Relatively prime ideals in Dedekind domains definition Let $R$ be a Dedekind domain and let $I$ and $J$ be two ideals such that $I+J=R$; that is, $I$ and $J$ are relatively prime. 
Now, since $R$ is a Dedekind domain, $I$ and $J$ have unique (up to order of factors) decompositions into products of prime ideals.
My question is: Is $I$ and $J$ being relatively prime via the definition in the first sentence above equivalent to saying their prime factorizations have no common factor? 
 A: If $I$ and $J$ have the same prime ideal factor, say $\mathfrak{p}$, then $I+J\subseteq \mathfrak{p}$.
On the other hand if $I+J\neq R$, then there exists a prime (maximal) ideal $\mathfrak{p}$ of $R$ such that $I+J\subseteq \mathfrak{p}$. In particular $I\subseteq \mathfrak{p}$ and $J\subseteq \mathfrak{p}$. This implies that $\mathfrak{p}$ is a common factor of both $I$ and $J$ (see Lemma).
Lemma. Let $R$ be a Dedeking ring. If $I = \prod_{i=1}^k\mathfrak{q}_i^{n_i}$ is a factorization onto product of powers of distinct prime ideals and $I\subseteq \mathfrak{p}$, then $\mathfrak{q}_{i_0}=\mathfrak{p}$ for some $i_0$.
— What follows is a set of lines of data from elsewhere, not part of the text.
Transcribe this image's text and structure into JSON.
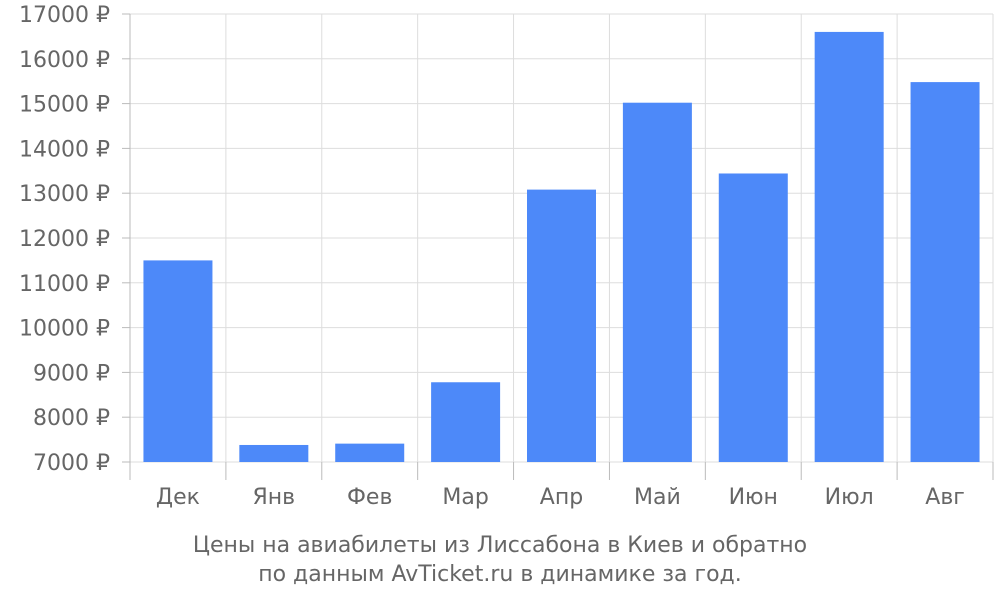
{
  "chart_data": {
    "type": "bar",
    "categories": [
      "Дек",
      "Янв",
      "Фев",
      "Мар",
      "Апр",
      "Май",
      "Июн",
      "Июл",
      "Авг"
    ],
    "values": [
      11500,
      7380,
      7410,
      8780,
      13080,
      15020,
      13440,
      16600,
      15480
    ],
    "ylim": [
      7000,
      17000
    ],
    "yticks": [
      7000,
      8000,
      9000,
      10000,
      11000,
      12000,
      13000,
      14000,
      15000,
      16000,
      17000
    ],
    "ytick_suffix": " ₽",
    "grid": true,
    "bar_color": "#4d89f9",
    "grid_color": "#dddddd",
    "axis_color": "#bbbbbb",
    "text_color": "#666666"
  },
  "caption": {
    "line1": "Цены на авиабилеты из Лиссабона в Киев и обратно",
    "line2": "по данным AvTicket.ru в динамике за год."
  }
}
Proof. Suppose first that for each $i$ there exists $x_i\in \mathfrak{q}_i^{n_i}$ such that $x_i\not \in \mathfrak{p}$. Then
$$x_1x_2...x_k \in \prod_{i=1}^k\mathfrak{q}_i^{n_i} = I$$
but $x_1x_2...x_k\not \in \mathfrak{p}$. This is a contradiction with $I\subseteq \mathfrak{p}$. Hence there exists $i_0$ such that $q_{i_0}^{n_{i_0}}\subseteq \mathfrak{p}$. Taking radicals we have
$$\mathfrak{q}_{i_0} = \sqrt{\mathfrak{q}_{i_0}^{n_{i_0}}} \subseteq \sqrt{\mathfrak{p}} = \mathfrak{p}$$
Since all nonzero prime ideals in a Dedeking ring are maximal, we derive that $\mathfrak{q}_{i_0} = \mathfrak{p}$.